Lofty Back With Old Vancouver Pal

Keeper’s Meeting With Albion’s Fiery ‘World Cup Willie’

Phil Parkes as Canadian and American audiences got to know him.

Phil Parkes has endured a friendly chorus of disapproval while catching up for the first time in more than 30 years with a mate from across the Black Country divide.

The West Bromwich-born keeper was at this week’s Frank Skinner night at Birmingham Town Hall – the latest money-raiser for the Three Degrees Statue that’s due to be unveiled next summer in tribute to the Albion trio of Laurie Cunningham, Cyrille Regis and Brendon Batson.

Regis and another latter-day Wolves man Alistair Robertson were among those on stage at different times but Lofty had a personal reason to be there.

“I played with Willie Johnston at Vancouver Whitecaps and was his room-mate for a while,” he said. “I spoke to him on the phone some time back and we said it was time we met.

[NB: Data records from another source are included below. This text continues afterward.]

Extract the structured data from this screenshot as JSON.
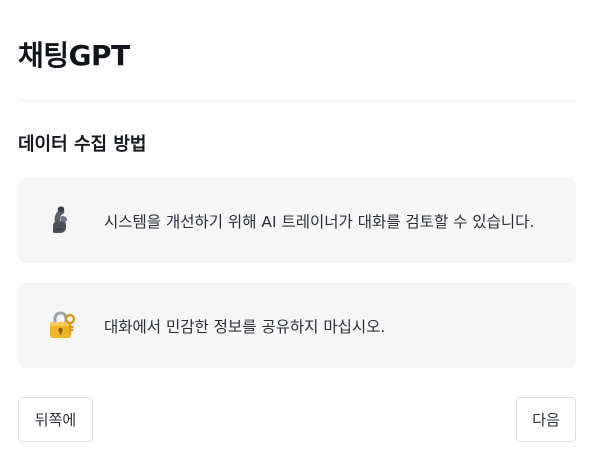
{
  "app": {
    "title": "채팅GPT"
  },
  "section": {
    "heading": "데이터 수집 방법"
  },
  "cards": [
    {
      "icon": "flexed-biceps-icon",
      "text": "시스템을 개선하기 위해 AI 트레이너가 대화를 검토할 수 있습니다."
    },
    {
      "icon": "locked-with-key-icon",
      "text": "대화에서 민감한 정보를 공유하지 마십시오."
    }
  ],
  "buttons": {
    "back_label": "뒤쪽에",
    "next_label": "다음"
  }
}
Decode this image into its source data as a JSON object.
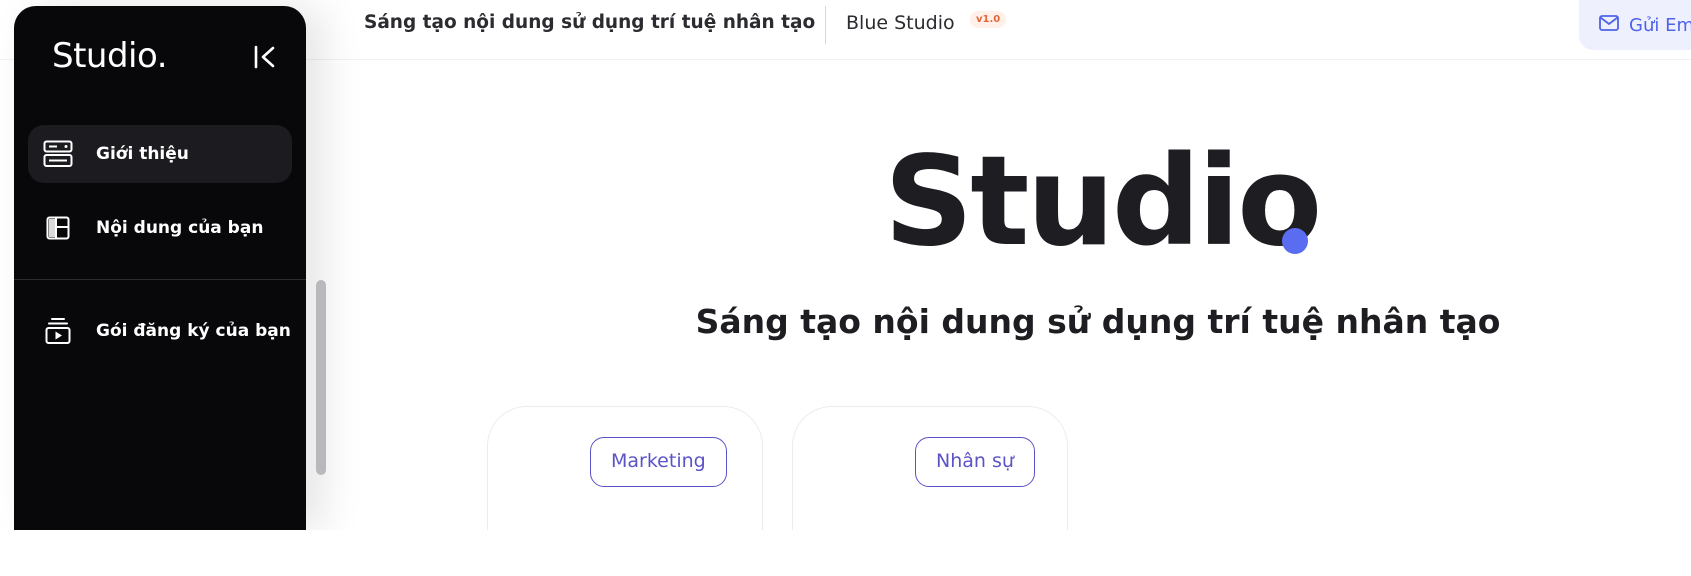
{
  "sidebar": {
    "brand": "Studio.",
    "items": [
      {
        "label": "Giới thiệu",
        "icon": "server-icon",
        "active": true
      },
      {
        "label": "Nội dung của bạn",
        "icon": "layout-icon",
        "active": false
      },
      {
        "label": "Gói đăng ký của bạn",
        "icon": "subscription-icon",
        "active": false
      }
    ]
  },
  "header": {
    "title": "Sáng tạo nội dung sử dụng trí tuệ nhân tạo",
    "app_name": "Blue Studio",
    "version": "v1.0",
    "email_button": "Gửi Em"
  },
  "hero": {
    "logo": "Studio",
    "subtitle": "Sáng tạo nội dung sử dụng trí tuệ nhân tạo"
  },
  "cards": [
    {
      "tag": "Marketing"
    },
    {
      "tag": "Nhân sự"
    }
  ],
  "colors": {
    "accent": "#5a6cf0",
    "sidebar_bg": "#08080b",
    "tag_color": "#5c53c7",
    "badge_text": "#e2683a"
  }
}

“I was going to visit him on the East coast of Scotland, where he lives, then he told me he was coming down for this do. So I popped along to see him in Birmingham instead and we went out afterwards for a bite to eat.

“To be fair, he received the biggest cheer of the night when he walked on the stage. He was obviously a legend at the Albion.”

Parkes and the former Rangers winger were opponents in two Black Country derbies in the 1970s – a 2-0 home win at Molineux just before Albion’s relegation in 1973 and a 2-2 Hawthorns draw early in 1977-78 – but didn’t know each other in English football.

They then linked up on Canada’s west coast at the end of that decade at a club with a deep Molineux connection. Alan Hinton and then Bob McNab were assistants to coach Tony Waiters, with Les Wilson as staff coach and team administrator.

And Lofty and Johnston were celebrating together when the Whitecaps became Soccer Bowl champions in 1979 in addition to winning the Western Conference and National Conference.

“They were great times,” added Parkes, who had toured America at length with Wolves in 1967, 1969 and 1972 and went on to play for Chicago Sting after Vancouver.

“The Whitecaps were able to pull in some good players from here like Alan Ball, Roger Kenyon, John Craven, Kevin Hector, Trevor Whymark and Ray Lewington, who was on loan from Chelsea.

“Bruce Grobbelaar was my deputy but I think he only played a couple of times while I was there – once when I was suspended and once when I was unwell.

“I usually shared a room with John Craven but he sustained a bad injury, so I linked up with Willie. I know he has a reputation for doing crazy things and getting sent off but he was quiet off the field. Like me, he doesn’t drive and you wouldn’t usually know he’s there when he’s having a beer.

“We lived in the same apartment block and used to take it in turns putting on a bit of a dinner party because our wives were with us. One of our sons was born over there, in fact.

“But the audience the other night were reminded how Willie became a bit of a demon when he crossed that line. He told the story of how he once had a rollocking from Johnny Giles for buying a greenhouse while he took a corner at The Hawthorns.

....and after the move to Chicago.

“With the Whitecaps once wher we were playing away to San Jose Earthquakes, he was handed a can of Budweiser by a spectator while he prepared to take a set-piece and knocked it back before crossing for one of our lads to score.”

Hinton and Wilson may also remember the time Johnston – sent off an incredible 17 times and sent home in disgrace from the 1978 World Cup finals in Argentina – dropped his shorts and ‘mooned’ in the direction of the opposing Seattle Sounders camp.

Parkes’s presence in the packed audience on Wednesday was announced when Tony Brown spoke of the time he punched in a goal during a 3-3 draw at Molineux just after Wolves’ return to the top flight in 1967.